The Strangest Feeling


I was at lunch, my table next to a window overlooking a busy city street. I had ordered my meal, I was sipping hot tea, I was spending time with a new client who wants to use history to improve his leadership. Then, close to us, I heard the sound of cannon firing, another, and another. Looking out the window, I see the sight you see in the photo above (which I took on my phone). Look closely at what I saw–black horses, black coffin, black wagon. The echoes of the cannon shots faded away.

This was a strange feeling.

The immediate description I’ll share with you was the photo captured part of the ceremony honoring a former governor who had died at age 96.

More important, though, something that I think has frankly greater impact, is my reaction in the moment:

It was organic, unlike any other such instance I can recall.
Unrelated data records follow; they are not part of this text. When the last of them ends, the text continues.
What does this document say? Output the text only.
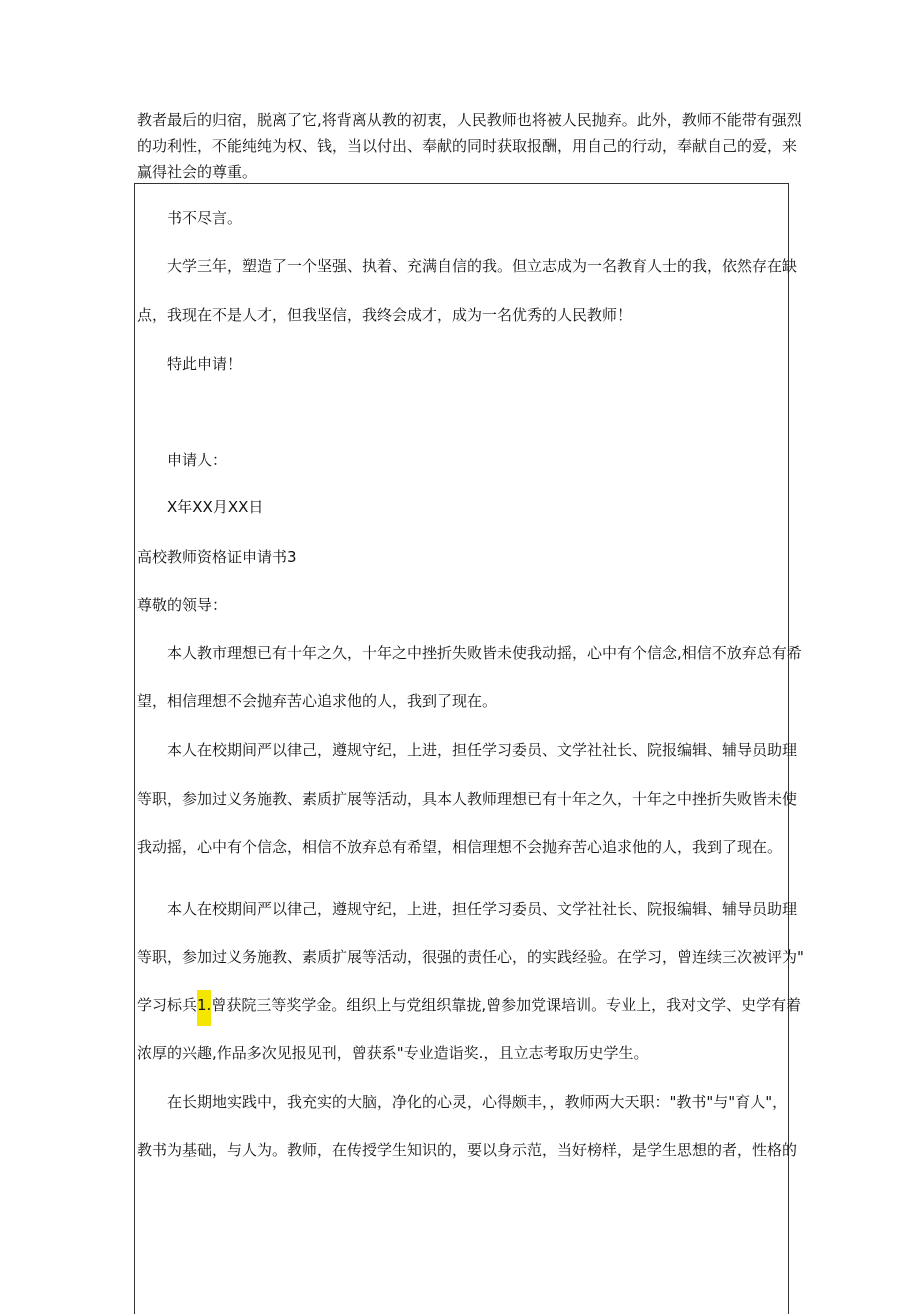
教者最后的归宿，脱离了它,将背离从教的初衷，人民教师也将被人民抛弃。此外，教师不能带有强烈
的功利性，不能纯纯为权、钱，当以付出、奉献的同时获取报酬，用自己的行动，奉献自己的爱，来
赢得社会的尊重。
书不尽言。
大学三年，塑造了一个坚强、执着、充满自信的我。但立志成为一名教育人士的我，依然存在缺
点，我现在不是人才，但我坚信，我终会成才，成为一名优秀的人民教师！
特此申请！
申请人：
X年XX月XX日
高校教师资格证申请书3
尊敬的领导：
本人教市理想已有十年之久，十年之中挫折失败皆未使我动摇，心中有个信念,相信不放弃总有希
望，相信理想不会抛弃苦心追求他的人，我到了现在。
本人在校期间严以律己，遵规守纪，上进，担任学习委员、文学社社长、院报编辑、辅导员助理
等职，参加过义务施教、素质扩展等活动，具本人教师理想已有十年之久，十年之中挫折失败皆未使
我动摇，心中有个信念，相信不放弃总有希望，相信理想不会抛弃苦心追求他的人，我到了现在。
本人在校期间严以律己，遵规守纪，上进，担任学习委员、文学社社长、院报编辑、辅导员助理
等职，参加过义务施教、素质扩展等活动，很强的责任心，的实践经验。在学习，曾连续三次被评为"
学习标兵1.曾获院三等奖学金。组织上与党组织靠拢,曾参加党课培训。专业上，我对文学、史学有着
浓厚的兴趣,作品多次见报见刊，曾获系"专业造诣奖.，且立志考取历史学生。
在长期地实践中，我充实的大脑，净化的心灵，心得颇丰，，教师两大天职："教书"与"育人"，
教书为基础，与人为。教师，在传授学生知识的，要以身示范，当好榜样，是学生思想的者，性格的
What I’m trying to say is that the event felt totally connected to me as a person. I turned around from my seat and lived the thing as it was unfolding. I wasn’t there by plan–not like when you go to the Fourth of July to hear the celebration, not like when you stand on the sidewalk in your spot to watch the parade, not like you prepare to listen to a eulogy or other form of speech, not like wearing a particular set of clothes that mark the occasion or project the time to arrive, to be there, and then to leave. None of that was true. I was simply there, looked up, and for a ticking of seconds that grew to a few minutes, grabbed hold of the event. Like breathing, the feeling was one of the most natural senses I’ve ever had.
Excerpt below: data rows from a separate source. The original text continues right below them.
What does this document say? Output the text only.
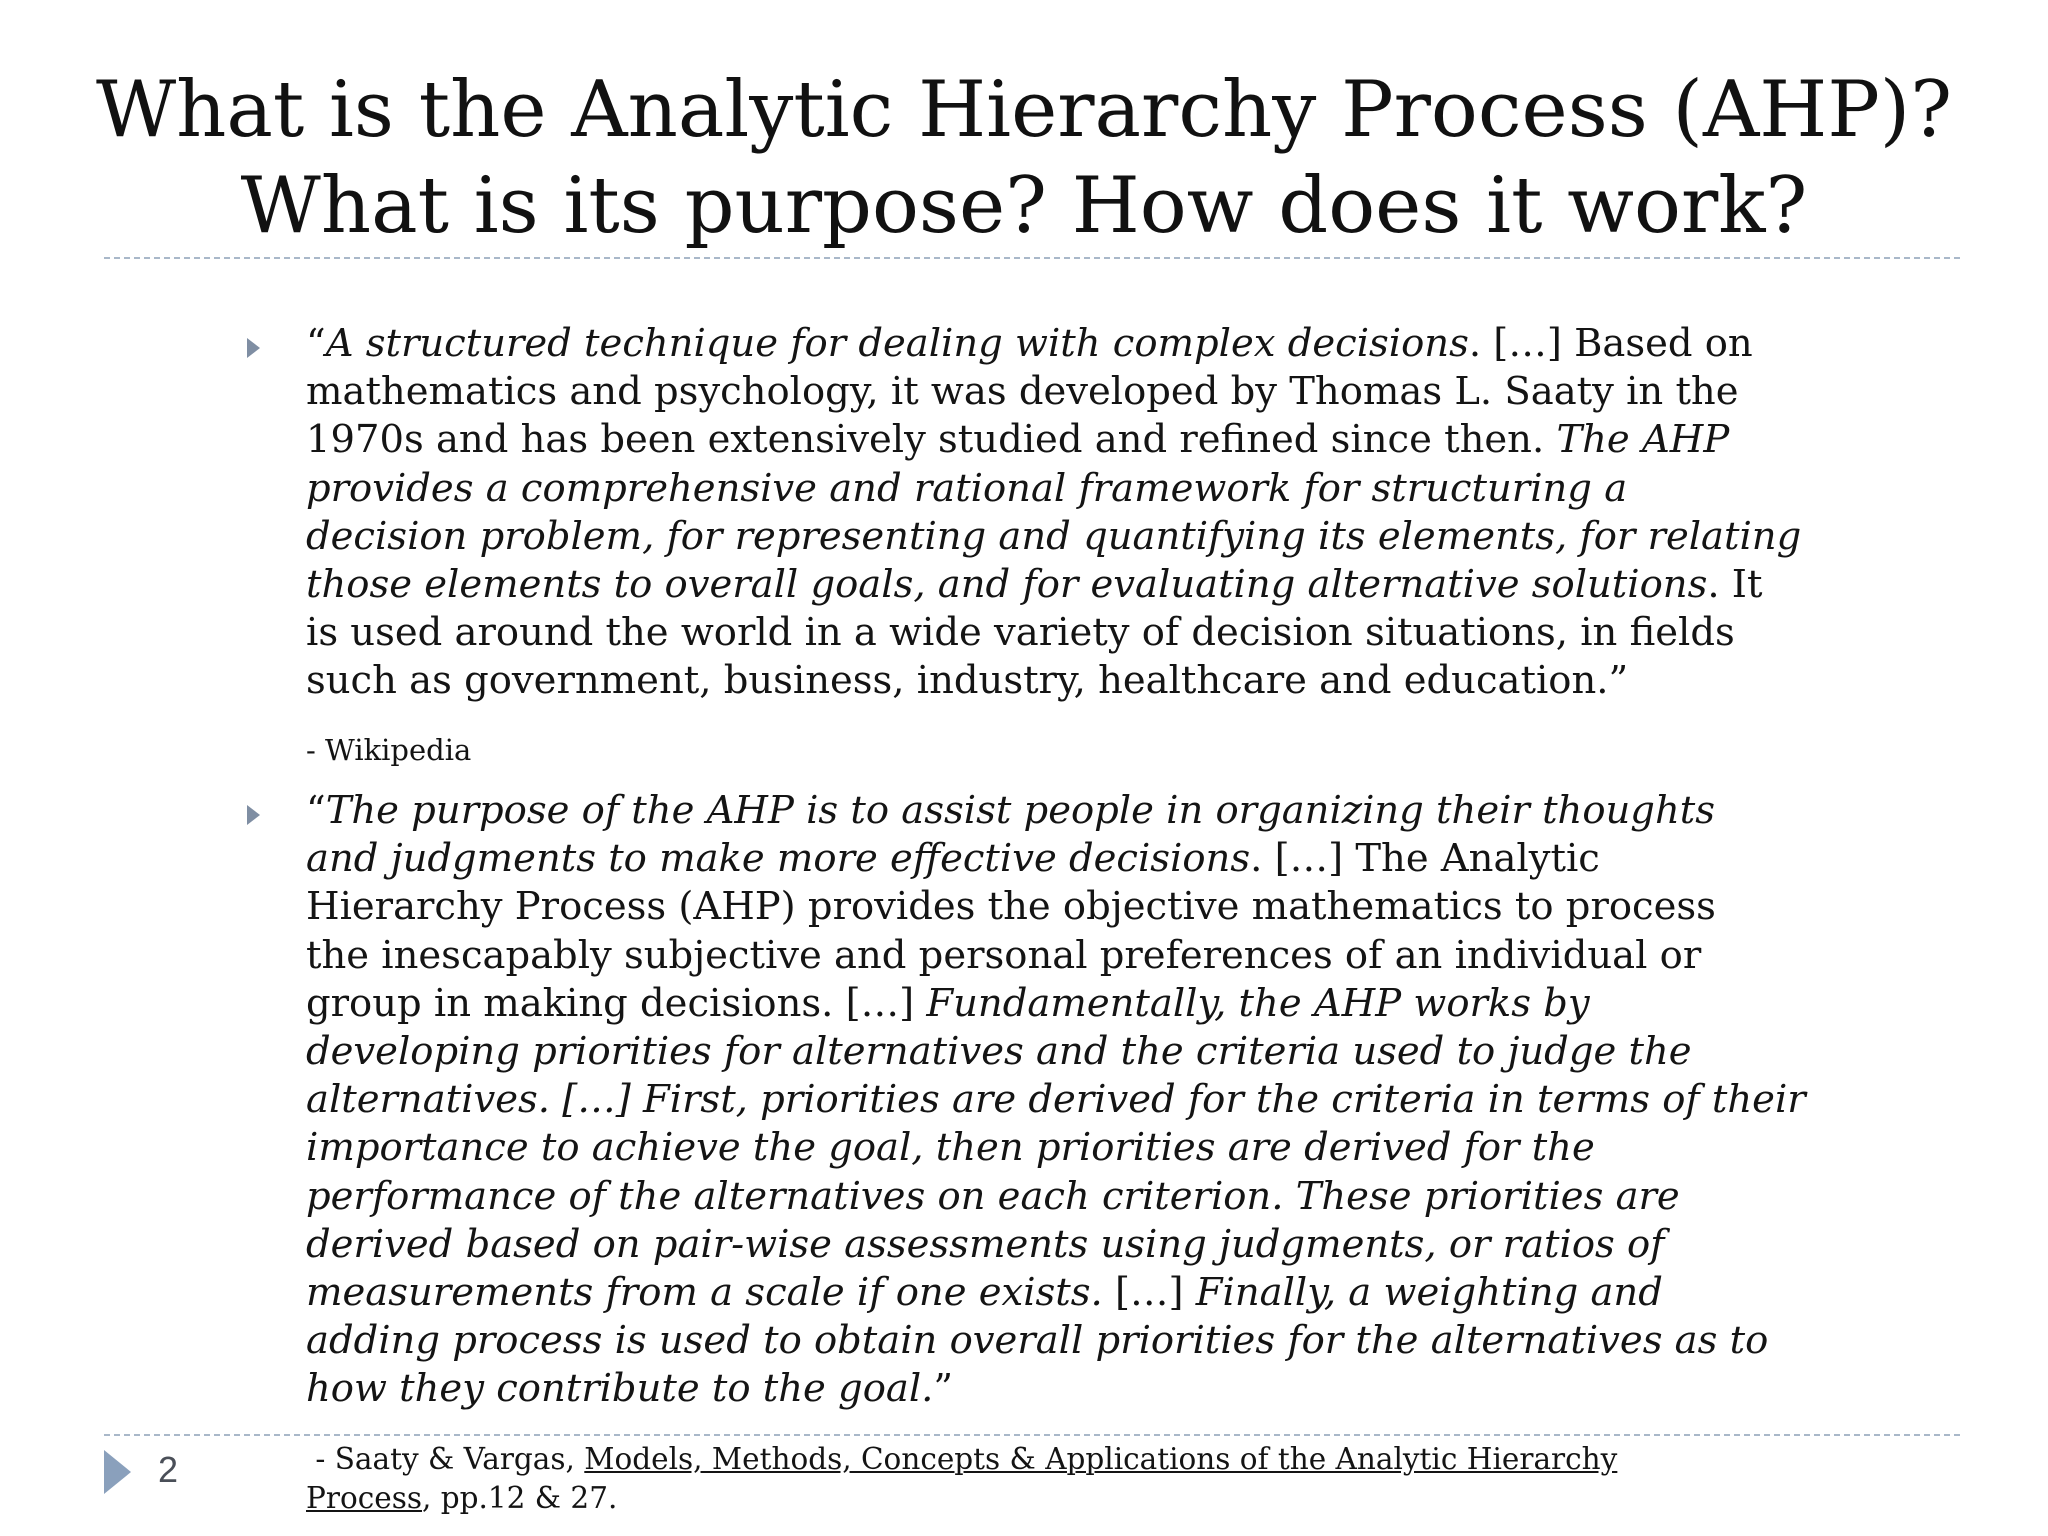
What is the Analytic Hierarchy Process (AHP)?
What is its purpose? How does it work?

“A structured technique for dealing with complex decisions. […] Based on
mathematics and psychology, it was developed by Thomas L. Saaty in the
1970s and has been extensively studied and refined since then. The AHP
provides a comprehensive and rational framework for structuring a
decision problem, for representing and quantifying its elements, for relating
those elements to overall goals, and for evaluating alternative solutions. It
is used around the world in a wide variety of decision situations, in fields
such as government, business, industry, healthcare and education.”

- Wikipedia

“The purpose of the AHP is to assist people in organizing their thoughts
and judgments to make more effective decisions. […] The Analytic
Hierarchy Process (AHP) provides the objective mathematics to process
the inescapably subjective and personal preferences of an individual or
group in making decisions. […] Fundamentally, the AHP works by
developing priorities for alternatives and the criteria used to judge the
alternatives. […] First, priorities are derived for the criteria in terms of their
importance to achieve the goal, then priorities are derived for the
performance of the alternatives on each criterion. These priorities are
derived based on pair-wise assessments using judgments, or ratios of
measurements from a scale if one exists. […] Finally, a weighting and
adding process is used to obtain overall priorities for the alternatives as to
how they contribute to the goal.”

2	- Saaty & Vargas, Models, Methods, Concepts & Applications of the Analytic Hierarchy
Process, pp.12 & 27.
A person who died was a formal leader of a place where I live and have lived. People who were and are important to me knew who he was. Sometimes, they liked him. Other times, they didn’t. Both he and they are no longer alive. And now, all of him and them were back in front of me. I was part of it then and in these minutes embedded in the photo, I was part of it once more. Rooted, growing, living, and dying. An orange flame, a green plant, ashes and dust. Organic.

I often urge people to think about the difference between the past and history. The past is everything that has happened. History is the product of what we glean, remember, recall, and believe.

Maybe the power of the moment I felt comes from the point where the two are still joined.